Sono figli della notte, che del buio battono le strade
la disperazione, la pigrizia, il dubbio:
sono fuori d’ogni certezza, non sono figli
dell’aurora.
Corri, vieni fuori;
guarda, leva lo sguardo in alto,
il cielo s’è fatto chiaro.
Coraggio, non aver più paura.

La forza di ricominciare a sperare

Ritrovare la speranza quando la vita è stata crudele con noi è un’arda impresa.

Tutto in noi si incupisce, nel fisico e nel cuore. Il buio si impadronisce della quotidianità e, senza che ce ne rendiamo conto, ci risucchia nel suo buco nero, oscurando tutte le buone ragioni che potrebbero risollevarci.

Così, ci abbandoniamo, credendo di non poter e dover fare nulla per stare meglio. E forse, stare un po’ con il nostro dolore, osservarlo, odiarlo, cullarlo, tenerlo stretto come fosse una nostra appendice, ha dei risvolti terapeutici; perché scappare non costituisce mai una soluzione.

Eppure, c’è un momento in cui dobbiamo sentirci pronti a prendere tutta la nostra sofferenza per accantonarla in un angolo di noi, per far spazio alla luce, alla vita che ha il diritto di rinascere, dentro e fuori.
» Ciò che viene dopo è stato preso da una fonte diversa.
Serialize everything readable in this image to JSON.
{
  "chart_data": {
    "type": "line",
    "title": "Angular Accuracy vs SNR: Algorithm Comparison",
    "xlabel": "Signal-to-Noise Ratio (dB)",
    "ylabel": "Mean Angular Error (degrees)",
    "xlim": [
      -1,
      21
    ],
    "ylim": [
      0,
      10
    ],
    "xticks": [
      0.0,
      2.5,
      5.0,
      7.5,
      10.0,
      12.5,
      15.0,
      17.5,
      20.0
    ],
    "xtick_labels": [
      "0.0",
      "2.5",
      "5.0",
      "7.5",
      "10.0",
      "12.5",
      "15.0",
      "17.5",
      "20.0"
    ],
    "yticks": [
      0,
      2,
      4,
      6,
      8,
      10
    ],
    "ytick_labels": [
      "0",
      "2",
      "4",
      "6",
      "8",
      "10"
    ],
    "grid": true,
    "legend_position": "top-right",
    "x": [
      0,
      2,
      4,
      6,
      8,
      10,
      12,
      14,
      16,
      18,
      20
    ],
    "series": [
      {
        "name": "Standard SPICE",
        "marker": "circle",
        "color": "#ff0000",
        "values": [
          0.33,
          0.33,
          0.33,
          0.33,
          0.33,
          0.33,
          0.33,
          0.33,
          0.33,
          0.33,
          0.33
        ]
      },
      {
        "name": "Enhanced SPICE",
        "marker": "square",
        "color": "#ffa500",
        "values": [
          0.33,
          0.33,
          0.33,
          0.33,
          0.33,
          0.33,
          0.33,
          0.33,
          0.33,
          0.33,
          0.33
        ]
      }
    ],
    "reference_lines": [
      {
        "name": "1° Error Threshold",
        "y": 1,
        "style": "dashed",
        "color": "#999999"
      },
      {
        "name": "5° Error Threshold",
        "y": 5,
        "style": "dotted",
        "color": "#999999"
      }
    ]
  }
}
“Non abbandonarti” di Rabindranath Tagore parla proprio di questo. Nel suo componimento, in cui si ripete quasi come fosse una cantilena il verso “Coraggio, non aver paura”, Tagore ci consola, ci invita a guardare più lontano, oltre il nostro buio. Ci sussurra, e poi lo dichiara con forza, che è ora di correre, di uscire fuori dall’oscurità, di non aver più paura perché il cielo si è schiarito, e di lasciare “la disperazione, la pigrizia e il dubbio”, fedeli compagne del dolore.

Rabindranath Tagore

Rabíndranáth Thákhur, in Occidente meglio noto con il nome anglicizzato Rabindranath Tagore, nasce a Calcutta il 7 maggio 1861 da una nobile famiglia bengalese.

Ultimo di quattordici fratelli, Rabindranath non segue degli studi regolari, viene bensì educato dal padre, che si occupa a trecentosessanta gradi del figlio, con cui condivide anche esperienze di viaggio.

Nel 1874, la famiglia vive un momento tragico: la madre di Rabindranath muore, e il giovane va a vivere con il fratello Dwijendranath, che è poeta, musicista e filosofo, e con la cognata. Già in questo periodo, Rabindranath comincia a scrivere e comporre poesie – a questi anni risale anche “Il lamento della natura” –, che subito vengono pubblicate in diverse riviste.

Nel 1878 l’autore di “Non abbandonarti” compie il suo primo viaggio in Inghilterra e vi rimane 17 mesi. Henry Morley diviene il suo insegnante di letteratura e musica. Al ritorno in patria, Tagore compone il dramma musicale “Il genio di Valmiki” e “I canti della sera”.

Nel 1883 sposa Mrinalini Devi, che ha solo dieci anni e da cui Rabindranath Tagore avrà cinque figli. I due vanno a vivere a Ghazipur. Risale al 1890 un secondo viaggio in Europa, durante cui il poeta visita L’Inghilterra, l’Italia e la Francia. Al ritorno, compone numerose opere, fra drammi, raccolte poetiche e diari di viaggio.

Dal 1902, comincia per l’autore di “La nostra vita naviga su un mare” un grande dramma: muore la moglie. Poco dopo, muoiono anche la figlia e il figlio minore. Tagore è devastato dal dolore del lutto, che si riflette nelle poesie scritte in questo periodo.

Nel 1913, dopo un terzo viaggio in Europa e moltissime poesie pubblicate, Rabindranath Tagore viene insignito del Nobel per la Letteratura.

L’uomo, che nell’ultimo periodo della sua vita si dedica alle arti figurative creando più di 2000 disegni e dipinti, muore il 7 agosto 1941.